Abstract: The heat balance deduced from a three-dimensional, seasonally driven primitive equation model of the North Atlantic is described and compared with observations. The greatest response to the seasonal forcing occurs in the region between ~5 degrees N and 10 degrees N, where the northward heat transport goes from a minimum of <0 in summer, when the North Equatorial Countercurrent dominates the surface flow and the Brazil Current is at a minimum, to a maximum of >1.4 x 10¹⁵ W in the winter, when the Brazil Current and northward Ekman transport are at a maximum. Elsewhere in the tropics and subtropics the range in transport is smaller. In the northern hemisphere (~12 degrees to 32 degrees N), there is a signficant semiannual component due to Ekman transport. The large seasonal changes in heat storage in the tropics are caused primarily by transport divergence rather than surface heat flux.

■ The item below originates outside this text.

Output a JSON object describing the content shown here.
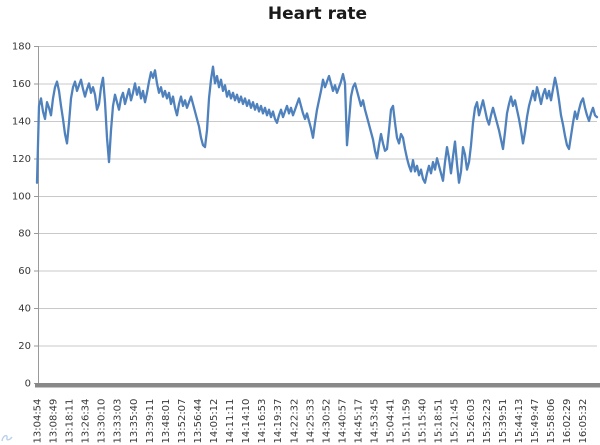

In the annual mean, the equatorial region has a large surface heat flux gain associated primarily with the conversion of ~6 x 10⁶ m³ s^-1 of northward geostrophic flow with theta < 20 degrees C in the southern hemisphere, to a surface Ekman flow with theta ~ 27 degrees C in the northern hemisphere. The seasonal variation in heat storage within the subtropical and subpolar gyres is due almost entirely to the surface heat flux. However, seasonal variations in Ekman transport do lead to a relatively large annual cycle in northward heat transport (e.g., 0.5 x 10¹⁵ W to 0.9 x 10¹⁵ W at ~35 degrees N), with maximum transport occuring during the summer when the southward Ekman transport is at a minimum. A comparison of the model results with heat storage estimates shows that the model and data agree very well in the tropics but that at higher latitudes the model underestimates the seasonal variations because of inadequate vertical penetration of heating during periods of warming.